De son vrai nom Hiraoka Kimitake, est-il nécessaire de présenter Mishima, sans doute le plus connu - et le plus édité - des écrivains japonais ? Voici néanmoins sa vie résumée en quelques lignes.
Homosexuel de bonne famille (sa grand-mère appartenant à la caste des samourais), très bon élève, il fait des études de droit et est réformé pour cause de constitution délicate. Il se consacre à la littérature à la fin des années 1940, son premier roman à l'allure d'autobiographie, Confession d'un masque, paraissant en 1949. Il y aborde le thème de l'homosexualité.
Il publie de nombreux romans. Après un voyage en Grèce, il se met à remodeler son corps chétif grâce à un entraînement très strict et notamment la pratique des arts martiaux.
En 1957, Mishima épouse Sugiyama Yôko, dont il aura deux enfants.
Son grand oeuvre est la tétralogie connue sous le titre général de La Mer de la Fertilité. Après en avoir achevé le dernier roman, le 25 novembre 1970, Mishima tente un coup d'état avec des membres de la Société du bouclier (qu'il avait créée en 1968), dont le but est de revenir aux valeurs militaires traditionnelles. Devant l'échec de l'insurrection (le gros des membres de la Société du bouclier ne le suit pas), il se fait seppuku dans son quartier général à Tôkyô. Ce suicide est pour beaucoup dans la reconnaissance internationale de son oeuvre.
Il est fascinant de penser que La Mer de la Fertilité, celui sur lequel Mishima a travaillé pour ainsi dire jusqu'au bout, est entièrement sous-tendu, architecturé, par la notion de réincarnation...

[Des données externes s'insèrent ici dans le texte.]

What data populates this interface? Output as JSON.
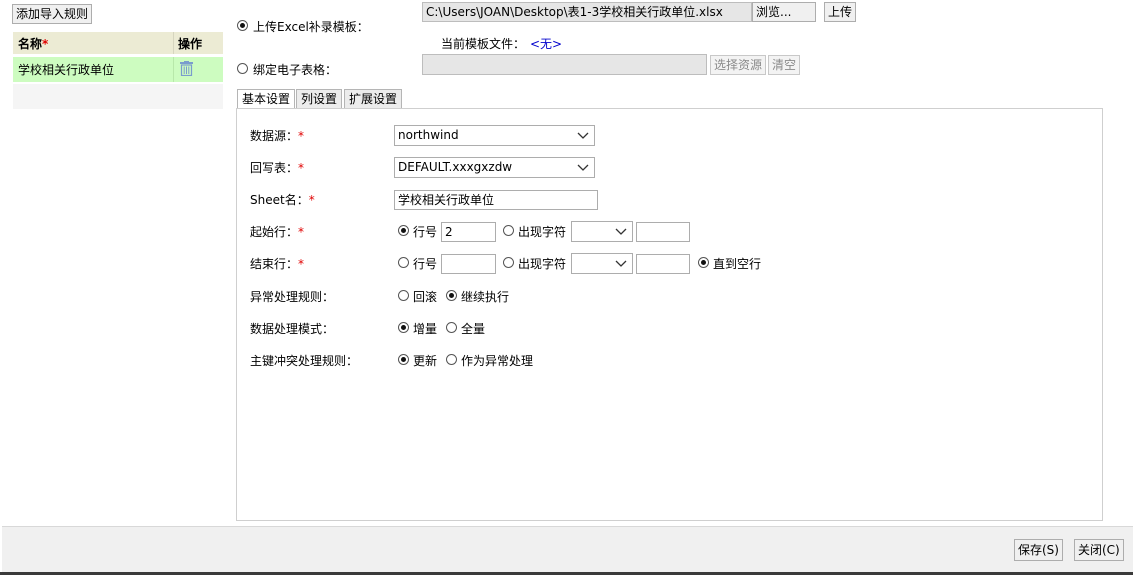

- La Mort en Eté (305 pages, folio, traduit de l'anglais par Dominique Aury). Ce livre contient dix nouvelles, d'intérêt divers.
La Mort en Eté, qui donne son titre au recueil, montre les conséquences d'un deuil tragique (la mort de deux enfants) sur un couple. La vie "après" peut-elle reprendre ? et même, doit-elle reprendre ?
Trois millions de Yens est une nouvelle triste, presque sordide dans lequelle on voit jusqu'où peut aller un couple pour parvenir au bonheur qu'ils ont planifié (achats divers, enfant...) et qui coûte forcément de l'argent.
Bouteilles Thermos est également bien, mais pas spécialement gaie non plus.
Puis viennent Le Prêtre du temple de Shiga, nouvelle franchement un peu longue, Les Sept Ponts, vraiment trop longue, et la meilleure nouvelle du recueil, Patriotisme : cette nouvelle décrit méticuleusement le suicide traditionnel par seppuku d'un lieutenant et de sa femme. Très précise sans sombrer dans le gore gratuit, très forte, cette nouvelle est forcément d'autant plus intéressant que l'on sait de quelle façon l'auteur est mort. Toutes les difficultées rencontrées, la douleur, la volonté nécessaire à la réalisation d'un tel acte, résonnent forcément de manière encore plus aiguë. Il faut noter que cette nouvelle été portée à l'écran avec Mishima lui-même dans le rôle du lieutenant (voir en bas de page la section "films")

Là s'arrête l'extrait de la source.